File spoon-archives/blanchot.archive/blanchot_1996/96-05-29.124, message 3


Date: Thu, 02 Feb 1995 23:45:39 -0500 (EST)
Subject: Re: MB: Blanchot as Fascist?


Blanchot is well known to have been involved with Maurrasian politics in
the thirties, up till 1938.  Jeffrey Mehlman made very heavy weather with
this.  What is most troubling to people are two comments that appear over his
name, something to the effect of conspiracies of Bolsheviks and Jews to
ruin a certain ecstatic and ecstatically dissident idea of France--this
conspiracy embodied in Leon Blum.  Blanchot has since suggested that these
words were not his, but editorial additions in a polemical atmosphere.
Supporting this possibility is the fact of his friendship with Levinas, no
stooge, unbroken since 1929, when they were both students at Strassbourg.
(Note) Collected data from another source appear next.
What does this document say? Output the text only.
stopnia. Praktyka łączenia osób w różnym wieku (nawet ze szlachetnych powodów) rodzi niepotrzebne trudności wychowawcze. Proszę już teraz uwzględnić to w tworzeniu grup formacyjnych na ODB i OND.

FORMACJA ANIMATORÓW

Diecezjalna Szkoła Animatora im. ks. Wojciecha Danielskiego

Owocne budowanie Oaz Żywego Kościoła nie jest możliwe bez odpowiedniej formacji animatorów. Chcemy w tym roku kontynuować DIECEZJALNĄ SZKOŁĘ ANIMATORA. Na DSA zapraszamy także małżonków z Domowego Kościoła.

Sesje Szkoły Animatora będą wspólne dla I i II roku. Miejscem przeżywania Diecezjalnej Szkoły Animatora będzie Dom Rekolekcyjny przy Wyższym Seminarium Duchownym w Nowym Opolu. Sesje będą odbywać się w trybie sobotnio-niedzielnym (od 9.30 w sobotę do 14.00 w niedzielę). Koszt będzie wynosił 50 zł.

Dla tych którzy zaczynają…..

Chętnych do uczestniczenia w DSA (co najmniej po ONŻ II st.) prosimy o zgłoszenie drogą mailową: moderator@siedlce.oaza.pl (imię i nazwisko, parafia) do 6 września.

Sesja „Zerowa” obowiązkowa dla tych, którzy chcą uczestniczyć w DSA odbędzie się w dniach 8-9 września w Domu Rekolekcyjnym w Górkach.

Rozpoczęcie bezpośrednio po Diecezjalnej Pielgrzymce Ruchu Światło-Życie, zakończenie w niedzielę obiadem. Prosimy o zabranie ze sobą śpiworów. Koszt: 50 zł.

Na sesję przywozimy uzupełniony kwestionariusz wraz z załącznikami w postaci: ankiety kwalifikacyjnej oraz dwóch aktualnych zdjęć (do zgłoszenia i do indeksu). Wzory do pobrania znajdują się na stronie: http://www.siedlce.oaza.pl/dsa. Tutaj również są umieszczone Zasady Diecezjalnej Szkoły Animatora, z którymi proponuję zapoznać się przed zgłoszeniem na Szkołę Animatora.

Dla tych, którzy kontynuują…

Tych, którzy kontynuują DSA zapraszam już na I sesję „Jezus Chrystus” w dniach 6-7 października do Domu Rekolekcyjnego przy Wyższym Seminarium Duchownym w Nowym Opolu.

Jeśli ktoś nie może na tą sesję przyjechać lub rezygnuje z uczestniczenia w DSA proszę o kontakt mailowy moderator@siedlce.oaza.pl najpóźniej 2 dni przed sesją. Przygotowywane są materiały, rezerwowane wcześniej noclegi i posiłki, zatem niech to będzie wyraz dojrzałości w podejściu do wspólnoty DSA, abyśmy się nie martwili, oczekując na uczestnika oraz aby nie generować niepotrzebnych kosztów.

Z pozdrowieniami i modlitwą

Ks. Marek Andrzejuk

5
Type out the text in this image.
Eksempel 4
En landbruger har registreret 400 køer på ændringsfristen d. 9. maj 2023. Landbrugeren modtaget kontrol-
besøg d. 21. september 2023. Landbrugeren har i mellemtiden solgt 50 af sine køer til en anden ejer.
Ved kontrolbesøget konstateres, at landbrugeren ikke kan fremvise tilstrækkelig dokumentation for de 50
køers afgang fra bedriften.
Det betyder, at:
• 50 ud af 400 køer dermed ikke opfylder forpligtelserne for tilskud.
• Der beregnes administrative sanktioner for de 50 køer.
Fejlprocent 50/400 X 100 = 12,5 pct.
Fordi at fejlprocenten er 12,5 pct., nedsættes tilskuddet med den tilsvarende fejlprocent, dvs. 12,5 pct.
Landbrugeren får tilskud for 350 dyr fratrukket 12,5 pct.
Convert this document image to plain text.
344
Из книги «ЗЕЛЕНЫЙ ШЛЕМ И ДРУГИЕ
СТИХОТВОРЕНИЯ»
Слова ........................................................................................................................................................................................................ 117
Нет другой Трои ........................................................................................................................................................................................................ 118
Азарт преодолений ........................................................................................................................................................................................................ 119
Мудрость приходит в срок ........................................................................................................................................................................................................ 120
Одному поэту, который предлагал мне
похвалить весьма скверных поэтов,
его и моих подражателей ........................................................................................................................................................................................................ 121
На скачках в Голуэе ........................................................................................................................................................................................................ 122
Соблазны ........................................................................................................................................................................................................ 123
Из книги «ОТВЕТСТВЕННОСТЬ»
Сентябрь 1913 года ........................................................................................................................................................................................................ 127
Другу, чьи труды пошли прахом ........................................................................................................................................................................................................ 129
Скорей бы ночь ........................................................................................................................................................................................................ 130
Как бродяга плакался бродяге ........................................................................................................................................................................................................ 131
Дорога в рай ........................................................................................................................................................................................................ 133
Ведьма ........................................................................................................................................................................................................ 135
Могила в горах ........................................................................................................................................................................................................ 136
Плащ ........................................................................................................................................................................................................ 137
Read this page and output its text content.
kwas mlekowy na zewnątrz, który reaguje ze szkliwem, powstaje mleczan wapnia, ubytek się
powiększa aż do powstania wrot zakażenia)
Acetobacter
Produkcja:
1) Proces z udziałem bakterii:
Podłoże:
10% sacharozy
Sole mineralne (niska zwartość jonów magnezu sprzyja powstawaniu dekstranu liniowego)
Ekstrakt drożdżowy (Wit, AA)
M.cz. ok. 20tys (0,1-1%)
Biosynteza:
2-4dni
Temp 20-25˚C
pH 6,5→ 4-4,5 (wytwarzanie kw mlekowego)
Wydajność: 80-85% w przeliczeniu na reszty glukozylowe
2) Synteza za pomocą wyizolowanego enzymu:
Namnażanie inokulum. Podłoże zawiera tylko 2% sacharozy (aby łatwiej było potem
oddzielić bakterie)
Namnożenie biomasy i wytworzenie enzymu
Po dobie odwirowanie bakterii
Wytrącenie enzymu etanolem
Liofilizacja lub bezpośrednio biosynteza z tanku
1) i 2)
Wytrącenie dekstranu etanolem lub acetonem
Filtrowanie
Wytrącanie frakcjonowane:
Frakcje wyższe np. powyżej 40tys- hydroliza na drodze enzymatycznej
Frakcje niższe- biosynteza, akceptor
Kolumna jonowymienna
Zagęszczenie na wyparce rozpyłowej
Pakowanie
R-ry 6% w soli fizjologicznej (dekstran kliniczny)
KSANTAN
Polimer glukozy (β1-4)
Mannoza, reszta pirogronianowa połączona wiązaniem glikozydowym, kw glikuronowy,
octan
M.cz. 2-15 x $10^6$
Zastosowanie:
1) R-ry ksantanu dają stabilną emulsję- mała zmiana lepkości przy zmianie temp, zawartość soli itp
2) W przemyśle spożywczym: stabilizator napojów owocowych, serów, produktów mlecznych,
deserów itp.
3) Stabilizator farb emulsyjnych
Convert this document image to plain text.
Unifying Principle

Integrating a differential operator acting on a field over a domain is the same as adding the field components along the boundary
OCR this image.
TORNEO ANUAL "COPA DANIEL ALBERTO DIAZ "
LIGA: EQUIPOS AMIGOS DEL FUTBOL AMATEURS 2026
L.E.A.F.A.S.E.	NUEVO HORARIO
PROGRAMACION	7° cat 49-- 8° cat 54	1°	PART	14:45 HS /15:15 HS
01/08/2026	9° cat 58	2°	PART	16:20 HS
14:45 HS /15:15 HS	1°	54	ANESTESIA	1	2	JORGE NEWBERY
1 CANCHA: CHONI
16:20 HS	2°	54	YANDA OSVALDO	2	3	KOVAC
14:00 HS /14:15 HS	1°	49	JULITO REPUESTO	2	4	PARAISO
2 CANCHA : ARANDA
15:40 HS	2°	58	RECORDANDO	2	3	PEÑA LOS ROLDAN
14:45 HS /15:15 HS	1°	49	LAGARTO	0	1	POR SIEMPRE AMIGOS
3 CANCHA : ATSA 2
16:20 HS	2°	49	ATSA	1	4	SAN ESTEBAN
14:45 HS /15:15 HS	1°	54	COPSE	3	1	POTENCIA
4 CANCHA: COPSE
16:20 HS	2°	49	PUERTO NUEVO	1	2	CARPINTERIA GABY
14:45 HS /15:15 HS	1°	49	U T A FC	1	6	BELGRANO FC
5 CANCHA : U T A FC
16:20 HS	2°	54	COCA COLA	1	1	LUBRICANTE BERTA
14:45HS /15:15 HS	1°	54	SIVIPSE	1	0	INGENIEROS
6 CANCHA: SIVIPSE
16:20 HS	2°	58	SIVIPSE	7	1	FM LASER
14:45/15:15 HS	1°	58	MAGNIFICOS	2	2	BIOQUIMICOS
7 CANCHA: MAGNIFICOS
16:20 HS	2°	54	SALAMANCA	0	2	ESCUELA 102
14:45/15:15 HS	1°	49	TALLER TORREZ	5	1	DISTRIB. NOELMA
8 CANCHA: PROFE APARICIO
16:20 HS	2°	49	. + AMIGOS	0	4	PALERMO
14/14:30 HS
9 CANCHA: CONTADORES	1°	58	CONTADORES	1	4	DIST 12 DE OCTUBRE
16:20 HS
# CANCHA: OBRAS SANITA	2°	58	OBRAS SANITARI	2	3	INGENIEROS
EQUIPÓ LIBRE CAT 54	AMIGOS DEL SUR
(One of the few photos of Blanchot is of him and Levinas there.)  In 1948
Blanchot published his last novel (as opposed to recit), the amazing Le Tres
Haut, which tells the story of its Heideggerean narrator's (his name is 
Henri Sorge) disillusionment with something that looks very much like facism,
because it totalizes the law and leaves out those who are outside the law,
in the event, victims of a plague: this is an early Blanchotian version of
the unavowable community.  Unlike de Man, Blanchot was actively involved in
philosemitic and leftist politics after the war.  His writing from the thirties
is weird, to say the least, but not obviously awful (at least if he's telling
the truth about the additions).  During the war he was part of the resistance.
A friend of Paulhan's, to whose memory (as I recall) L'amitie is dedicated.